One year ago, almost to the day, I found myself pretty battered by life. I’d quit my job as a school administrator, brilliantly taken out my retirement and invested it in a very worthy effort—a group home for disadvantaged teens—just before the great recession. When the business failed due to the state of the economy, I intended to “just go get a job”, but times had changed and they weren’t plentiful. To top things off, I’d been diagnosed with breast cancer and had just finished treatment.
Starting over as a single 50-something is nothing if not intimidating. I found myself staying with friends, unemployed after a long career in the public school system and healing from cancer, almost in shock at how much my life had changed.
In 2013, I’d stumbled upon self-publishing and while I’d always wanted to be a writer, I had no confidence or skill. Wanting to be a writer and writing are very different things. But at the end of the day, I had no option. I needed work that was location-independent, and I knew at least that publishing via Amazon was fast. I knew several people who had met with success and I had absolutely nothing to lose—and it was free to publish!
After a failed first series of beach romances, I studied as much story structure and plotting as I could and tried again. With a great deal of encouragement and prodding from Kirsten Osbourne, Pamela Kelley and Leighann Dobbs, indie authors I’d met as I poked around and learned about self-publishing, I wrote what I’d loved reading as a child. My father read every Max Brand and Louis L’amour book ever written, and I slept with Little House on the Prairie under my pillow. I researched the era even more, visited Tombstone, Ariz., with an eye to it as a setting and read as many historical western romances as I could get my hands on—and jumped. I wrote and wrote and wrote, found an editor and a fabulous cover designer (Erin Dameron-Hill makes western romance come alive with pictures). When my first book was done, I closed my eyes and held my breath when it was time to hit the publish button on my ancient computer.
To my amazement, The Chef’s Mail Order Bride took off and readers loved it. I spent the first few weeks shaking my head—all while writing the next book in the series. I love my characters (I actually would like to meet them in person), love my series and pour great love into it—and as many social issues as I can. Why not? In my most recent release, Carol: Bride of Archer Ranch, a charming young woman who tragically lost the use of her legs finds her happily ever after. How much fun is that to write? A lot! They’ve all been bestsellers on several genre lists and I think I’m still in shock.

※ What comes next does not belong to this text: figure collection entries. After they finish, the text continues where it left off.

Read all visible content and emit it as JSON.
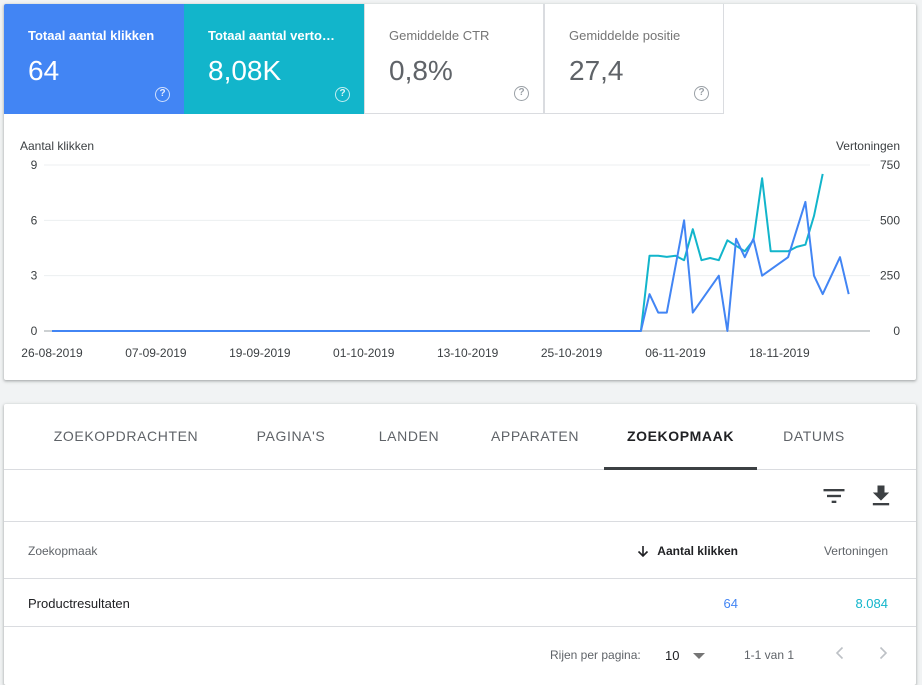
{
  "metrics": [
    {
      "label": "Totaal aantal klikken",
      "value": "64",
      "style": "active-blue"
    },
    {
      "label": "Totaal aantal vertoningen",
      "value": "8,08K",
      "style": "active-teal"
    },
    {
      "label": "Gemiddelde CTR",
      "value": "0,8%",
      "style": "inactive"
    },
    {
      "label": "Gemiddelde positie",
      "value": "27,4",
      "style": "inactive"
    }
  ],
  "help_glyph": "?",
  "colors": {
    "clicks": "#4285f4",
    "impressions": "#12b5cb"
  },
  "chart_data": {
    "type": "line",
    "ylabel_left": "Aantal klikken",
    "ylabel_right": "Vertoningen",
    "y_left_ticks": [
      "0",
      "3",
      "6",
      "9"
    ],
    "y_left_range": [
      0,
      9
    ],
    "y_right_ticks": [
      "0",
      "250",
      "500",
      "750"
    ],
    "y_right_range": [
      0,
      750
    ],
    "x_start": "2019-08-26",
    "x_end": "2019-11-28",
    "x_tick_labels": [
      "26-08-2019",
      "07-09-2019",
      "19-09-2019",
      "01-10-2019",
      "13-10-2019",
      "25-10-2019",
      "06-11-2019",
      "18-11-2019"
    ],
    "grid": true,
    "series": [
      {
        "name": "Aantal klikken",
        "axis": "left",
        "points": [
          [
            "2019-08-26",
            0
          ],
          [
            "2019-11-02",
            0
          ],
          [
            "2019-11-03",
            2
          ],
          [
            "2019-11-04",
            1
          ],
          [
            "2019-11-05",
            1
          ],
          [
            "2019-11-07",
            6
          ],
          [
            "2019-11-08",
            1
          ],
          [
            "2019-11-11",
            3
          ],
          [
            "2019-11-12",
            0
          ],
          [
            "2019-11-13",
            5
          ],
          [
            "2019-11-14",
            4
          ],
          [
            "2019-11-15",
            5
          ],
          [
            "2019-11-16",
            3
          ],
          [
            "2019-11-19",
            4
          ],
          [
            "2019-11-21",
            7
          ],
          [
            "2019-11-22",
            3
          ],
          [
            "2019-11-23",
            2
          ],
          [
            "2019-11-25",
            4
          ],
          [
            "2019-11-26",
            2
          ]
        ]
      },
      {
        "name": "Vertoningen",
        "axis": "right",
        "points": [
          [
            "2019-08-26",
            0
          ],
          [
            "2019-11-02",
            0
          ],
          [
            "2019-11-03",
            340
          ],
          [
            "2019-11-04",
            340
          ],
          [
            "2019-11-05",
            335
          ],
          [
            "2019-11-06",
            340
          ],
          [
            "2019-11-07",
            320
          ],
          [
            "2019-11-08",
            460
          ],
          [
            "2019-11-09",
            320
          ],
          [
            "2019-11-10",
            330
          ],
          [
            "2019-11-11",
            320
          ],
          [
            "2019-11-12",
            410
          ],
          [
            "2019-11-14",
            360
          ],
          [
            "2019-11-15",
            410
          ],
          [
            "2019-11-16",
            690
          ],
          [
            "2019-11-17",
            360
          ],
          [
            "2019-11-19",
            360
          ],
          [
            "2019-11-20",
            380
          ],
          [
            "2019-11-21",
            390
          ],
          [
            "2019-11-22",
            520
          ],
          [
            "2019-11-23",
            710
          ]
        ]
      }
    ]
  },
  "tabs": [
    {
      "label": "ZOEKOPDRACHTEN",
      "selected": false
    },
    {
      "label": "PAGINA'S",
      "selected": false
    },
    {
      "label": "LANDEN",
      "selected": false
    },
    {
      "label": "APPARATEN",
      "selected": false
    },
    {
      "label": "ZOEKOPMAAK",
      "selected": true
    },
    {
      "label": "DATUMS",
      "selected": false
    }
  ],
  "toolbar": {
    "filter_icon": "filter-icon",
    "download_icon": "download-icon"
  },
  "table": {
    "headers": {
      "col1": "Zoekopmaak",
      "col2": "Aantal klikken",
      "col3": "Vertoningen"
    },
    "rows": [
      {
        "name": "Productresultaten",
        "clicks": "64",
        "impressions": "8.084"
      }
    ]
  },
  "pagination": {
    "rows_label": "Rijen per pagina:",
    "rows_value": "10",
    "range": "1-1 van 1"
  }
}
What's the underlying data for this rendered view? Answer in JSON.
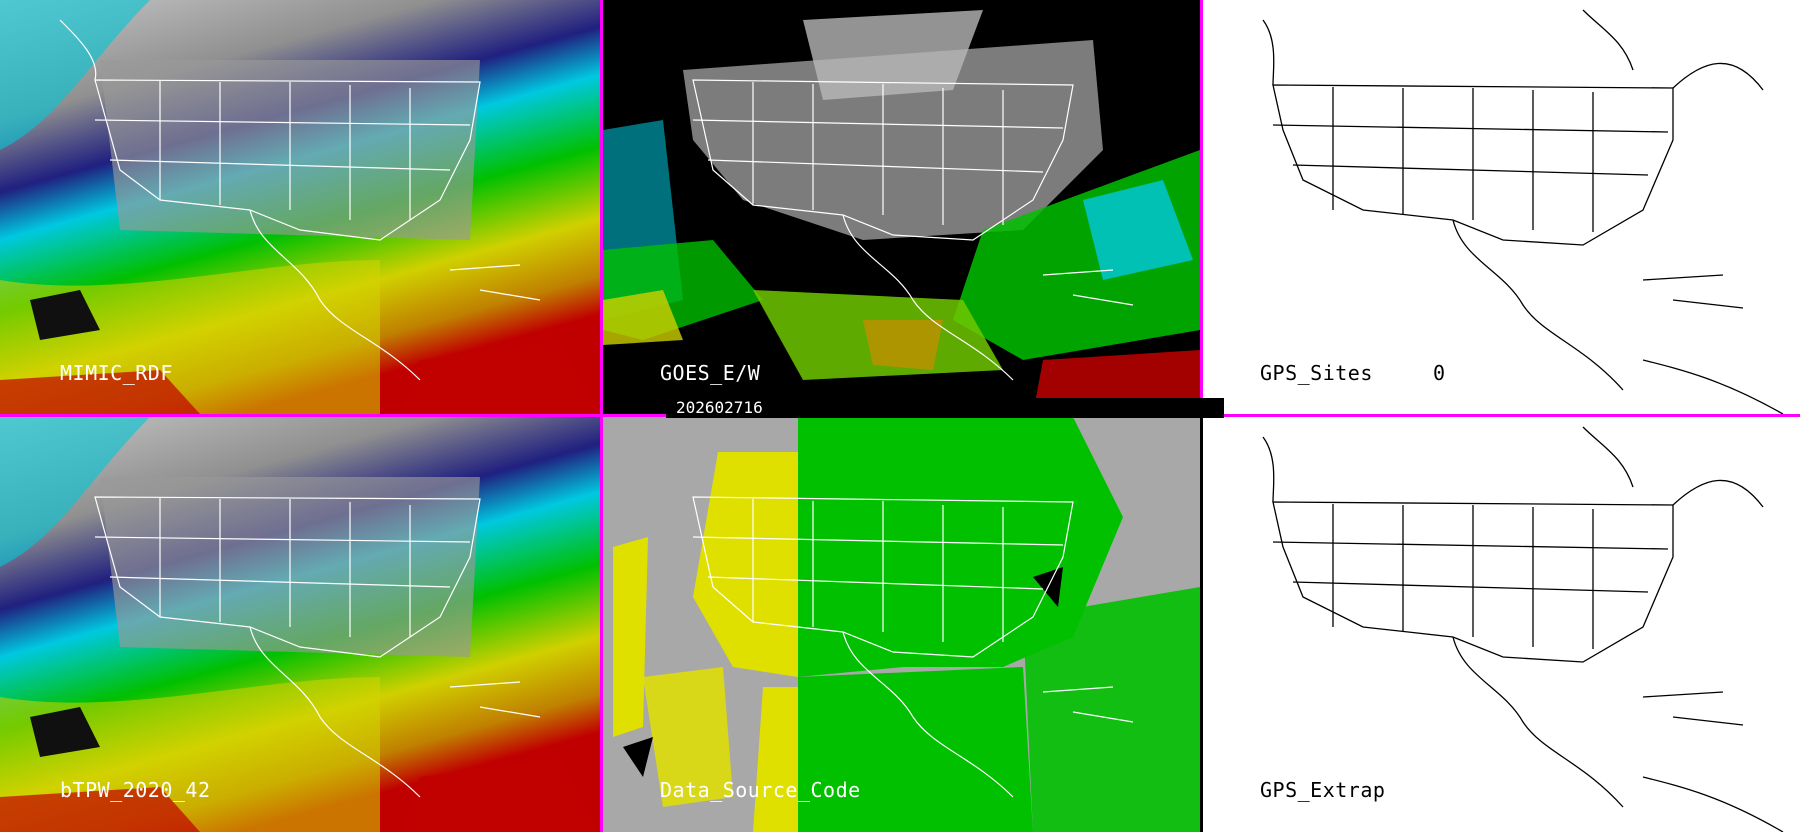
{
  "panels": {
    "mimic": {
      "label": "MIMIC_RDF"
    },
    "goes": {
      "label": "GOES_E/W"
    },
    "gps_sites": {
      "label": "GPS_Sites",
      "count": "0"
    },
    "btpw": {
      "label": "bTPW_2020_42"
    },
    "data_source": {
      "label": "Data_Source_Code"
    },
    "gps_extrap": {
      "label": "GPS_Extrap"
    }
  },
  "timestamp": "202602716",
  "colors": {
    "divider": "#ff00ff",
    "tpw_scale": [
      "#1a1a1a",
      "#7a7a7a",
      "#d0d0d0",
      "#000080",
      "#0030d0",
      "#00d0e0",
      "#00c000",
      "#80e000",
      "#e0e000",
      "#c08000",
      "#c00000"
    ],
    "source_yellow": "#e0e000",
    "source_green": "#00c000",
    "source_gray": "#a8a8a8"
  }
}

In the time since, I’ve published nine books, found my balance financially and in January was able to buy a house again—something a year ago I never would have thought possible. Ever!
Just this week, I emptied the final box of my meager previous belongings into my new house and stopped short at the tattered, dog-eared copy of Laura Ingalls Wilder’s Little House on the Prairie. It was the very copy that kept me up at night when I was little, reading under the covers with a flashlight and wishing I could cross the prairie in a covered wagon—and write a book. Who would have thought that I would be lucky enough to create similar stories that hopefully can inspire readers, even one, in a similar manner? Not me. I am blessed beyond belief. Self-publishing didn’t just change my life, it saved it.